For some kids, sickle cell disease improves after puberty. But Kyle’s doctor said his would likely never get better. If anything, it would get worse.
“We felt hopeless,” he said.
A new hope for sickle cell treatment
Meanwhile, across the globe, a Parisian boy was making headlines as the first person in history to be treated with a novel gene therapy for sickle cell disease.
Doctors had removed some of his stem cells, fixed the genetic code responsible for the malfunction, and returned it to his body. Soon he started producing round, healthy blood cells.
Kyle discovered the same therapy would be available in clinical trials in the U.S. the next year. And his home children’s hospital, Children’s Healthcare of Atlanta, could provide the therapy.
A new life
After graduating high school, on his 19th birthday, Kyle’s stem cells were collected and sent out for repair.

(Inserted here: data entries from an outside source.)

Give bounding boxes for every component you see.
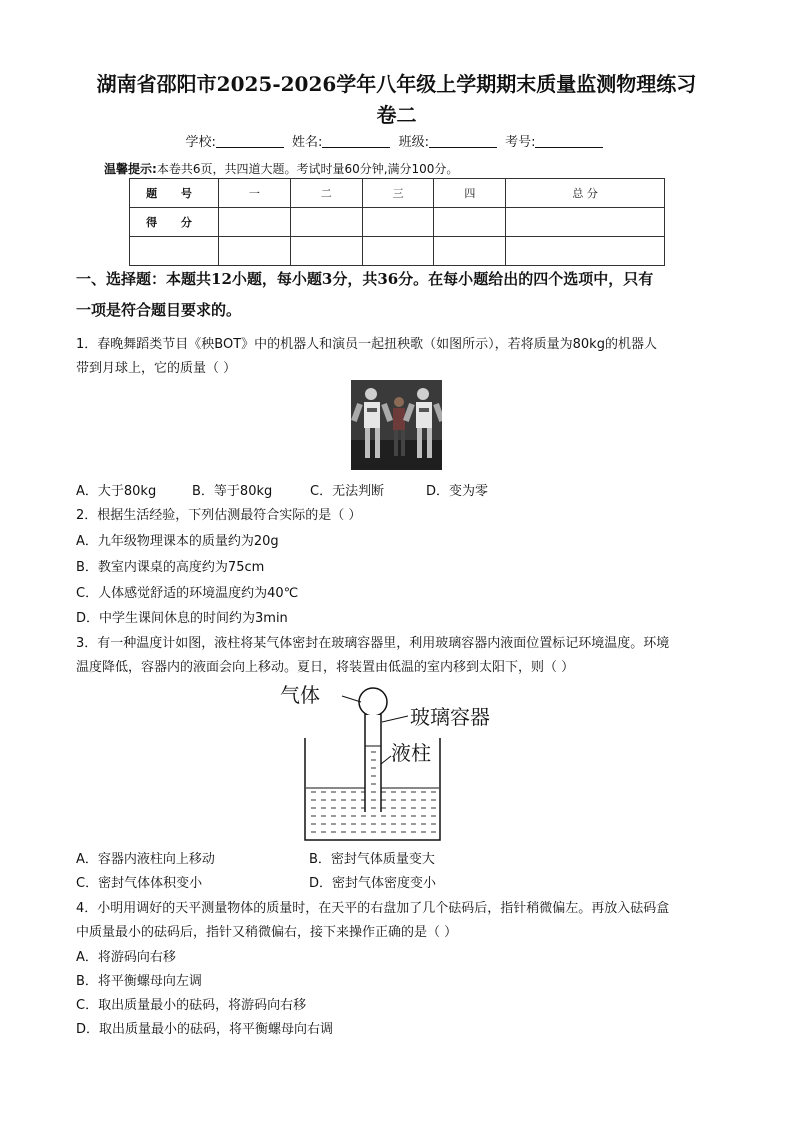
score-cell[interactable] (290, 208, 362, 237)
q4-option-b[interactable]: B．将平衡螺母向左调 (76, 974, 202, 989)
q2-option-c[interactable]: C．人体感觉舒适的环境温度约为40℃ (76, 586, 299, 601)
q4-option-d[interactable]: D．取出质量最小的砝码，将平衡螺母向右调 (76, 1022, 334, 1037)
blank-cell[interactable] (219, 237, 291, 266)
q4-stem-line2: 中质量最小的砝码后，指针又稍微偏右，接下来操作正确的是（ ） (76, 925, 458, 940)
score-cell[interactable] (506, 208, 665, 237)
notice (104, 160, 458, 177)
q4-option-c[interactable]: C．取出质量最小的砝码，将游码向右移 (76, 998, 307, 1013)
name-blank[interactable] (322, 134, 390, 148)
q2-option-d[interactable]: D．中学生课间休息的时间约为3min (76, 611, 288, 626)
score-cell[interactable] (219, 208, 291, 237)
q1-stem-line1: 1．春晚舞蹈类节目《秧BOT》中的机器人和演员一起扭秧歌（如图所示），若将质量为80kg的机器人 (76, 337, 657, 352)
school-label: 学校: (185, 135, 216, 150)
blank-cell[interactable] (362, 237, 434, 266)
gas-thermometer-diagram (270, 676, 530, 844)
q4-stem-line1: 4．小明用调好的天平测量物体的质量时，在天平的右盘加了几个砝码后，指针稍微偏左。再放入砝码盒 (76, 901, 670, 916)
q4-option-a[interactable]: A．将游码向右移 (76, 950, 176, 965)
q3-option-d[interactable]: D．密封气体密度变小 (309, 876, 437, 891)
q3-option-a[interactable]: A．容器内液柱向上移动 (76, 852, 215, 867)
section1-heading-line2: 一项是符合题目要求的。 (76, 301, 242, 319)
q1-option-c[interactable]: C．无法判断 (310, 484, 385, 499)
score-cell[interactable] (434, 208, 506, 237)
table-cell-part1: 一 (219, 179, 291, 208)
robot-dance-photo (351, 380, 442, 470)
table-cell-part2: 二 (290, 179, 362, 208)
q1-option-a[interactable]: A．大于80kg (76, 484, 157, 499)
q2-option-a[interactable]: A．九年级物理课本的质量约为20g (76, 534, 279, 549)
score-table-blank-row (130, 237, 665, 266)
exam-title-line1: 湖南省邵阳市2025-2026学年八年级上学期期末质量监测物理练习 (96, 72, 697, 96)
student-info-row (0, 131, 793, 150)
q3-option-c[interactable]: C．密封气体体积变小 (76, 876, 203, 891)
table-cell-score-label: 得 分 (130, 208, 219, 237)
class-label: 班级: (398, 135, 429, 150)
exam-number-blank[interactable] (535, 134, 603, 148)
label-gas: 气体 (280, 683, 320, 707)
label-glass-container: 玻璃容器 (410, 705, 490, 729)
school-blank[interactable] (216, 134, 284, 148)
q1-stem-line2: 带到月球上，它的质量（ ） (76, 361, 237, 376)
robot-dance-illustration (351, 380, 442, 470)
table-cell-part4: 四 (434, 179, 506, 208)
q3-stem-line1: 3．有一种温度计如图，液柱将某气体密封在玻璃容器里，利用玻璃容器内液面位置标记环境温度。环境 (76, 636, 670, 651)
q3-stem-line2: 温度降低，容器内的液面会向上移动。夏日，将装置由低温的室内移到太阳下，则（ ） (76, 660, 575, 675)
exam-title-line2: 卷二 (376, 103, 417, 127)
table-cell-total: 总 分 (506, 179, 665, 208)
q1-option-b[interactable]: B．等于80kg (192, 484, 273, 499)
notice-label: 温馨提示: (104, 162, 157, 176)
blank-cell[interactable] (434, 237, 506, 266)
score-table-header-row (130, 179, 665, 208)
notice-text: 本卷共6页，共四道大题。考试时量60分钟,满分100分。 (156, 162, 459, 176)
q2-stem: 2．根据生活经验，下列估测最符合实际的是（ ） (76, 508, 362, 523)
blank-cell[interactable] (290, 237, 362, 266)
score-table (129, 178, 665, 266)
class-blank[interactable] (429, 134, 497, 148)
score-cell[interactable] (362, 208, 434, 237)
exam-number-label: 考号: (505, 135, 536, 150)
q3-option-b[interactable]: B．密封气体质量变大 (309, 852, 435, 867)
section1-heading-line1: 一、选择题：本题共12小题，每小题3分，共36分。在每小题给出的四个选项中，只有 (76, 270, 654, 288)
table-cell-question-no: 题 号 (130, 179, 219, 208)
blank-cell[interactable] (506, 237, 665, 266)
name-label: 姓名: (292, 135, 323, 150)
blank-cell[interactable] (130, 237, 219, 266)
table-cell-part3: 三 (362, 179, 434, 208)
score-table-score-row (130, 208, 665, 237)
q2-option-b[interactable]: B．教室内课桌的高度约为75cm (76, 560, 265, 575)
q1-option-d[interactable]: D．变为零 (426, 484, 489, 499)
label-liquid-column: 液柱 (391, 741, 431, 765)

“I like to call it my rebirth day,” he said.

A few months of blood transfusions and a few days of chemotherapy got rid of his old cells to make way for the new.
And then the genetically altered cells went back in. They travelled to the bone marrow, settled in, and started churning out red cells with healthy hemoglobin that wouldn’t choke or sickle. Once his immunity levels looked good, he was released from the hospital and closely monitored.
“His outcome is excellent,” said Parikh, who monitored his recovery. “He always comes in, and I'm expecting him to say that he’s had pain. But no, absolutely no problems. It’s very gratifying to see that.”
He’ll never have another blood transfusion, another hospital stay for pain, another “couldn’t.”
Kyle is one of the fortunate ones. Very few people with sickle cell disease have received these therapies, in large part due to their complexity and cost.
They require extended hospital stays and highly specialized care from a team of providers. The list price for each of the FDA-approved infusions ranges from $2.2 million to $3.1 million.
These and other factors present access challenges for children who desperately need treatment. Some states have agreed to a new CMS model to help improve access for children with Medicaid. The Children’s Hospital Association hopes more will join.
Back in the blue skies of Georgia, Kyle is flying high.
“Since starting the medicine, I haven’t had a pain crisis,” he said. “It’s allowed me to go out and pursue my dreams.”
He earned a private pilot license, and he’s training to fly commercially. His excitement at 23 hasn’t waned since that first takeoff at 5 years old.
“It amazes me every time,” Kyle said. “When I’m up there, I never want to come down.”